StreamTensor: Streaming LLM Intermediates from PyTorch to FPGA Dataflows
What StreamTensor aims to do
StreamTensor is a compiler that transforms PyTorch LLM graphs (GPT-2, Llama, Qwen, Gemma) into stream-scheduled dataflow accelerators targeting AMD’s Alveo U55C FPGA. Instead of treating inference as batched kernels that move intermediate tiles back and forth to DRAM, StreamTensor pipes tiles through on-chip FIFOs and converter kernels, minimizing off-chip round-trips and reducing latency and energy use.
Core concepts and flow
Models enter the toolchain via Torch-MLIR, are lowered to MLIR Linalg, and then translated into a dataflow IR. Nodes in that IR become hardware kernels with explicit stream interfaces and associated host/runtime glue. The system automates kernel emission, DMA insertion, and runtime wiring without manual RTL assembly.
The compiler introduces an iterative tensor type, or itensor, that encodes iteration order, tiling, and layout. By making stream order explicit, itensors enable safe inter-kernel streaming and drive the generation of minimal buffer and layout converters only where producer and consumer formats differ.
Hierarchical design-space exploration
StreamTensor searches three interleaved design spaces:
- Linalg-level transformations: tiling, unroll, vectorization, and permutation
- Fusion choices under memory and resource constraints
- Resource allocation and stream-width selection
This hierarchical DSE optimizes sustained throughput subject to bandwidth and on-chip memory limits.
FIFO sizing and deadlock avoidance
Rather than using heuristics, StreamTensor formulates FIFO sizing as a linear program.
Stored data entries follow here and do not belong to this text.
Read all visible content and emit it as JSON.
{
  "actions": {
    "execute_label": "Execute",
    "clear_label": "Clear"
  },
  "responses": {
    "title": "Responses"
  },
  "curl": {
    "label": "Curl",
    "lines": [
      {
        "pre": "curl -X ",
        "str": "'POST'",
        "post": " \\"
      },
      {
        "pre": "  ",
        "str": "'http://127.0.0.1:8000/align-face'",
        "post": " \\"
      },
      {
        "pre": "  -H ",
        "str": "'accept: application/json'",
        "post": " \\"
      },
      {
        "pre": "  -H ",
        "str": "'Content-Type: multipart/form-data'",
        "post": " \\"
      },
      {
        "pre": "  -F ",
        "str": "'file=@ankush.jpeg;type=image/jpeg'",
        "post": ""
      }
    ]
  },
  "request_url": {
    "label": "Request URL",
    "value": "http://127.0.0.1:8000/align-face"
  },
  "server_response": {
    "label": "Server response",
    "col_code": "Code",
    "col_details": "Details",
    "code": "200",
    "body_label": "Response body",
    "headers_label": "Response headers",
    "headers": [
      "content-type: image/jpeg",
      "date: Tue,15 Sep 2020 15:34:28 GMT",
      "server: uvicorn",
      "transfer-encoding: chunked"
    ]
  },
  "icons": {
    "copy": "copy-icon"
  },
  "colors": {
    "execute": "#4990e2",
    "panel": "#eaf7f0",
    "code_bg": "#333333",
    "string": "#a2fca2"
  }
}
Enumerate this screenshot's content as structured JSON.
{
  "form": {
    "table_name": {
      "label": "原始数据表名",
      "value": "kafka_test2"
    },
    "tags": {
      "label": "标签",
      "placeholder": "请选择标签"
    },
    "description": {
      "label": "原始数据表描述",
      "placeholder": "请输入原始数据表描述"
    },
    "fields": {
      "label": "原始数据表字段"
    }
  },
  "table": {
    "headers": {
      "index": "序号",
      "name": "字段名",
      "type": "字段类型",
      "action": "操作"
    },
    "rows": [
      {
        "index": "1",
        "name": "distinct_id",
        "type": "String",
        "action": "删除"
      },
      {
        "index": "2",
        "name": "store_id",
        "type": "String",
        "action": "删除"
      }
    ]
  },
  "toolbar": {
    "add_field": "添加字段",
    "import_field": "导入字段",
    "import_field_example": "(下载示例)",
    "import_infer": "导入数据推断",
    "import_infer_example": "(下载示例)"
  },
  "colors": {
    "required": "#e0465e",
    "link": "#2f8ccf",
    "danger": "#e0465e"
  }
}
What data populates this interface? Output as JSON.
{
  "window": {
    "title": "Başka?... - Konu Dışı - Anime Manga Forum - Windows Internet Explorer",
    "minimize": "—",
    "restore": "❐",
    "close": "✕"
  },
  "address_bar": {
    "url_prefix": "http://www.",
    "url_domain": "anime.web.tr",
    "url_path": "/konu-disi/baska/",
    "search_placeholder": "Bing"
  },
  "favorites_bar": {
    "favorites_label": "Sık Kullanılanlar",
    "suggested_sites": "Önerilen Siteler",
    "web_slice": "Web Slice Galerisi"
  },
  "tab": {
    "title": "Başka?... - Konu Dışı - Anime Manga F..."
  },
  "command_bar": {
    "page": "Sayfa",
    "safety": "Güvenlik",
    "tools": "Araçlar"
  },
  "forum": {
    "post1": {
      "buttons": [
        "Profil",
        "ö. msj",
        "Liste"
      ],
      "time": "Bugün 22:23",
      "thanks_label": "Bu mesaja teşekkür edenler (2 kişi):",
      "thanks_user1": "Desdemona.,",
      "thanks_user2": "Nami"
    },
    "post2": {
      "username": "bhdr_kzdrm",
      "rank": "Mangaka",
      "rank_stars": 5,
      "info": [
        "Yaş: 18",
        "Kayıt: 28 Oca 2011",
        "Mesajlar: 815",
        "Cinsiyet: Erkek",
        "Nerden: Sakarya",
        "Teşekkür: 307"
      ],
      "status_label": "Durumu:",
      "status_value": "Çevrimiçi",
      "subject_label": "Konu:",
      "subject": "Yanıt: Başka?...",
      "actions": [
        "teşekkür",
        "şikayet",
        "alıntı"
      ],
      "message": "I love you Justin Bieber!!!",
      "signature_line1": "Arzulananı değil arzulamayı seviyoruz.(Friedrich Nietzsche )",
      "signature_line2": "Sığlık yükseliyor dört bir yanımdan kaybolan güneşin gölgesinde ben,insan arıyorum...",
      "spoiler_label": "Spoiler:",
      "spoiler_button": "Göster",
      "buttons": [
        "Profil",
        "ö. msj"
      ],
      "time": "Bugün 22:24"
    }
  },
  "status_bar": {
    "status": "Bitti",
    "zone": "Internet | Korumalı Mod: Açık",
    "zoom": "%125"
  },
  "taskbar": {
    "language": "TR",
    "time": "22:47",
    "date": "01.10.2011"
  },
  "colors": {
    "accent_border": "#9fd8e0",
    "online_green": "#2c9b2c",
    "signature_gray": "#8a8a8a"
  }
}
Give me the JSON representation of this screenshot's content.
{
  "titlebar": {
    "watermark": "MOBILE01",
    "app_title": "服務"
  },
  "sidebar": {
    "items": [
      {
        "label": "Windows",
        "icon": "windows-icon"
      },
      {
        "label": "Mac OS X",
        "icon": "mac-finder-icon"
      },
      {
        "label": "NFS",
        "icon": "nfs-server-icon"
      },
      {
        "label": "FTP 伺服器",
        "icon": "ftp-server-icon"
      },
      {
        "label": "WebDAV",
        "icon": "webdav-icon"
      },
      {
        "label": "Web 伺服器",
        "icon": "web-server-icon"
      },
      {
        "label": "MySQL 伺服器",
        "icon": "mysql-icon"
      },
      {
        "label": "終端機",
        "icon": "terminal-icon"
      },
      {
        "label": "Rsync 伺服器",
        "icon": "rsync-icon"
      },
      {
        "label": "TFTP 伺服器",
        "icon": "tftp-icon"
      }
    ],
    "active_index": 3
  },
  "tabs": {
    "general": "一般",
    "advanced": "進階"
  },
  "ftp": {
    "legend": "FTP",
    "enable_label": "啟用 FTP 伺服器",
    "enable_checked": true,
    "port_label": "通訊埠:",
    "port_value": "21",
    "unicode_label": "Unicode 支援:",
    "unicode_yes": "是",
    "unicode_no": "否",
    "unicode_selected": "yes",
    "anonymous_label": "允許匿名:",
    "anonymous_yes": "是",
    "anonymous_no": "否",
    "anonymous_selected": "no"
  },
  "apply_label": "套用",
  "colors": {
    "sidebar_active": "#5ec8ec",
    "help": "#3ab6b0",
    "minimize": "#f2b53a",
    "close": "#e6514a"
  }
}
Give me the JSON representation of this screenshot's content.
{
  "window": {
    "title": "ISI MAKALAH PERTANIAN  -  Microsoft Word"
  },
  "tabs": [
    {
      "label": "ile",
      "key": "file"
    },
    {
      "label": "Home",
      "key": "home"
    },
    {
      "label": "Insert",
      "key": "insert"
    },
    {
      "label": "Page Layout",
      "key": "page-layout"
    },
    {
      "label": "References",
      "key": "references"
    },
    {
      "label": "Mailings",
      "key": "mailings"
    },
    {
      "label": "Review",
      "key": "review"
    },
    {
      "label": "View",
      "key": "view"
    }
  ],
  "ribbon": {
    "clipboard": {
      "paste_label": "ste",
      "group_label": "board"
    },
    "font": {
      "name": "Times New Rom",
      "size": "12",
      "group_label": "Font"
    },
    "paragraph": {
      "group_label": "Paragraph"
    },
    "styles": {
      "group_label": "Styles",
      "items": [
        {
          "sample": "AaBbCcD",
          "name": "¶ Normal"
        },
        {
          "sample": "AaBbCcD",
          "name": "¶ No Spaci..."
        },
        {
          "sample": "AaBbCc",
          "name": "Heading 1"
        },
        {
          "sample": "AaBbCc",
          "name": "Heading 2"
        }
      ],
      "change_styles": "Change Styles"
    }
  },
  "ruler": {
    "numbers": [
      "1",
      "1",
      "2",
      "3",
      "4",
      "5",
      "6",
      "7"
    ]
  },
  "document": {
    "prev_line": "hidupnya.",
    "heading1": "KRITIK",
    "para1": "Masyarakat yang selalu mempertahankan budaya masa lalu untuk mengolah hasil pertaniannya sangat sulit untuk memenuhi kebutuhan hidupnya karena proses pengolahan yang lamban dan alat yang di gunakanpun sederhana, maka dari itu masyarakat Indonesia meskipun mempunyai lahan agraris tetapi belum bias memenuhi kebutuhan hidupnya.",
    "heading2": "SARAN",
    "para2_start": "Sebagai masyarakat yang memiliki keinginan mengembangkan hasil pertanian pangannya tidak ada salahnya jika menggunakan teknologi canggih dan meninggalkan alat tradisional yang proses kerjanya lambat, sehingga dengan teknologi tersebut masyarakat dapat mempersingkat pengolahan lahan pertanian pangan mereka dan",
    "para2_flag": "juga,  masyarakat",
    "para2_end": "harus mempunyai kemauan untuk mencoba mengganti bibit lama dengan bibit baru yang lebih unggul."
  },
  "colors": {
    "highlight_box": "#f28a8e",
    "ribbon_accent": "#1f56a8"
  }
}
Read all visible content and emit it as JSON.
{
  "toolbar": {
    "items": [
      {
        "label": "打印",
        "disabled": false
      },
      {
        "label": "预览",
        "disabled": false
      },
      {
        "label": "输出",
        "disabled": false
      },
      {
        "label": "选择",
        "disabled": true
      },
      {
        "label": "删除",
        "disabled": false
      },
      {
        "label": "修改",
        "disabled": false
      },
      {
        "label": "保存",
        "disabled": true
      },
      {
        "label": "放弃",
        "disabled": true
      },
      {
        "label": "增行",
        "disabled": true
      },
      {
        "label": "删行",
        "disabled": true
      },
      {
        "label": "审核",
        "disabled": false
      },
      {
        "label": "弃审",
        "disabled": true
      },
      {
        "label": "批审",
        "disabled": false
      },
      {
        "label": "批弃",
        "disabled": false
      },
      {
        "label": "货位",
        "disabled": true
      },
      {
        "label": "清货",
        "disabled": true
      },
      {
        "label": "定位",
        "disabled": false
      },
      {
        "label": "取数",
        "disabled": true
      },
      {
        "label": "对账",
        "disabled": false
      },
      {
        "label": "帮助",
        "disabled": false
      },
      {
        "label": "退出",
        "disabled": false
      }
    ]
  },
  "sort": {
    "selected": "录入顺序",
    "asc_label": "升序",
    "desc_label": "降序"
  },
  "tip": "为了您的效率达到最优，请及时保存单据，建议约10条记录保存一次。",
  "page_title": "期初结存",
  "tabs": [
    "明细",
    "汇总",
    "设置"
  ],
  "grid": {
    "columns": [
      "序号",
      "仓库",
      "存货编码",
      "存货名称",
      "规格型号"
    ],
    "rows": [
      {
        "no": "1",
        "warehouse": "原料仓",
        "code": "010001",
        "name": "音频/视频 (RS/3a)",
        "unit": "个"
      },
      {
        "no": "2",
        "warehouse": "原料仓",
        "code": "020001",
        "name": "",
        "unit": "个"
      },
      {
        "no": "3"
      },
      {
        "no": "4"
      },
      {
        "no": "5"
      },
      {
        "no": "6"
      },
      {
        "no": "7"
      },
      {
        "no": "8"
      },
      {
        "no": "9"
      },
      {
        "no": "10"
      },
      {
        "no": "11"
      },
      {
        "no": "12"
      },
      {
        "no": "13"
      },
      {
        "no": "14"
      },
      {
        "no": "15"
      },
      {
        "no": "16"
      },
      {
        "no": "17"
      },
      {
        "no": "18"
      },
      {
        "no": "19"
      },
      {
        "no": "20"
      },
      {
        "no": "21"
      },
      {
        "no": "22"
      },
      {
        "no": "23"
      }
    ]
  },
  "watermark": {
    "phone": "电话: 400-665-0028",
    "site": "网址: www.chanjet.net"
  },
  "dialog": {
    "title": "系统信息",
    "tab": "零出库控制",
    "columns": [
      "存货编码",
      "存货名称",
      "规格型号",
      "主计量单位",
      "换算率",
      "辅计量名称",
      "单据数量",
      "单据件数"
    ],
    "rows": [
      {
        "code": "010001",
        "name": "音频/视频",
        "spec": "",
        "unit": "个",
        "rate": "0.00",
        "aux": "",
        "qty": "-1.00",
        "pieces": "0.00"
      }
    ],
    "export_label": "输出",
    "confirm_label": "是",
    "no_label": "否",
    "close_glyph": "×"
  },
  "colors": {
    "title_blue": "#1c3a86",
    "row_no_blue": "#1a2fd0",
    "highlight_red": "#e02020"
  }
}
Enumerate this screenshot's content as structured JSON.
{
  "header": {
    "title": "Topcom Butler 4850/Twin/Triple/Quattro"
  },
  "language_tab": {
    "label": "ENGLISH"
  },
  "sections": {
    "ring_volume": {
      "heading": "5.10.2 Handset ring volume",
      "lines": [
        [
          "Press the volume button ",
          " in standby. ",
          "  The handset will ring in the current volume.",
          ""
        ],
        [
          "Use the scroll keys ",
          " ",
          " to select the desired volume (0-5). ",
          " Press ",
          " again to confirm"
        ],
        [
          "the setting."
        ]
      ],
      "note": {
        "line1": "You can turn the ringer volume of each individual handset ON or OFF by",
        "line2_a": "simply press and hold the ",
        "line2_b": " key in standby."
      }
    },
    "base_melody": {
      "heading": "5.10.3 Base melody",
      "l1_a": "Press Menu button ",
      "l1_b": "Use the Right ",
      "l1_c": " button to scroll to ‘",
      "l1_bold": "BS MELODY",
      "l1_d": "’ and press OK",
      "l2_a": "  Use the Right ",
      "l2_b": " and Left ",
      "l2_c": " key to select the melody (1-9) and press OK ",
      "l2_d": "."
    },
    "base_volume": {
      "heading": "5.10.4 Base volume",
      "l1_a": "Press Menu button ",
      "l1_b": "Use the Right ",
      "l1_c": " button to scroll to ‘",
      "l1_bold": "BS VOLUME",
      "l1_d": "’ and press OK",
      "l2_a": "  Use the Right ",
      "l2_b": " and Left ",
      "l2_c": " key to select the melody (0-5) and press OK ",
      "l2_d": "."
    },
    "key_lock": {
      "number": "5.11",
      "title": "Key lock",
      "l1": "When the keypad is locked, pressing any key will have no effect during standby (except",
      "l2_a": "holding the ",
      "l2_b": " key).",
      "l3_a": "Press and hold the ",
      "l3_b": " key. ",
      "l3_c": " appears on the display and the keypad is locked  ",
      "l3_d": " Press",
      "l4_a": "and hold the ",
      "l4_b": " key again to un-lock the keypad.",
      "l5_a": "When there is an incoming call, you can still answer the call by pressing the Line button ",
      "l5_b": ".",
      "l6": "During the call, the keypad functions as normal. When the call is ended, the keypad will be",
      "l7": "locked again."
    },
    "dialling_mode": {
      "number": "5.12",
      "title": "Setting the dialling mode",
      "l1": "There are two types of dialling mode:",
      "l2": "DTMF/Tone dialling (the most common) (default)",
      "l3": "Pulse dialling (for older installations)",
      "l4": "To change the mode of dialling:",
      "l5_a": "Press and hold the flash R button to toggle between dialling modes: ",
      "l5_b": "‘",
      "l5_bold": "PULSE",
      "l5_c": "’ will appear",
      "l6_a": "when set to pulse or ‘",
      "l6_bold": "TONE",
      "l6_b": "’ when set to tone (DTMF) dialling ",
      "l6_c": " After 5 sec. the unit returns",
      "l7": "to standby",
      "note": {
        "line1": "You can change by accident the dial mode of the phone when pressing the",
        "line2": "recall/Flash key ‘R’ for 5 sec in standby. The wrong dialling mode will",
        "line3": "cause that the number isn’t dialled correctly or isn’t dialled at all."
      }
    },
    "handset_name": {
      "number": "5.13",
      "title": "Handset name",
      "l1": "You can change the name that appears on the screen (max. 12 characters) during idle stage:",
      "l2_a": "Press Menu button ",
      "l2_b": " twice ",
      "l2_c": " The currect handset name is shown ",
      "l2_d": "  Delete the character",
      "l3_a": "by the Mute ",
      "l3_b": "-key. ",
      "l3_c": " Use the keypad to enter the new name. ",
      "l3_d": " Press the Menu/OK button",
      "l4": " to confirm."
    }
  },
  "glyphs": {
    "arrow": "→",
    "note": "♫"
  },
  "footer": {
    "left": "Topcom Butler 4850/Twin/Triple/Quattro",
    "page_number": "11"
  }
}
The LP computes buffer sizes that avoid stalls and deadlocks while minimizing BRAM/URAM usage. That formal approach is essential to guarantee correctness when kernels stream tiles between each other on-chip.
Performance highlights
On LLM decoding workloads the team reports significant gains: geometric-mean latency down to 0.64× versus a GPU baseline on GPT-2 and up to 0.76× versus prior FPGA LLM accelerators. Energy efficiency reaches up to 1.99× compared to an A100 on certain models. These results are shown for decoding workloads and depend on model and configuration.
Platform context and scope
The work targets the Alveo U55C platform (16 GB HBM2, 460 GB/s, PCIe Gen3×16 or dual Gen4×8, dual QSFP28). The streaming dataflow design leverages HBM bandwidth and on-chip BRAM/URAM to keep intermediate tiles moving on-chip and to limit DRAM DMAs to cases where they are strictly necessary.
Why this matters
StreamTensor demonstrates that a compiler-driven streaming approach can replace many DRAM round-trips in LLM decoding, yielding lower latency and higher energy efficiency on specialized FPGA hardware. The key enablers are the itensor typing abstraction, automated converter synthesis, hierarchical DSE, and LP-based FIFO sizing that together make inter-kernel streaming provably safe and efficient.
Where to read more
The authors provide a paper with technical details and an accompanying GitHub with tutorials, code, and notebooks. The results focus on decoding workloads and a particular FPGA platform, but the ideas around itensors and formal FIFO sizing are broadly applicable to compiler-driven dataflow accelerators.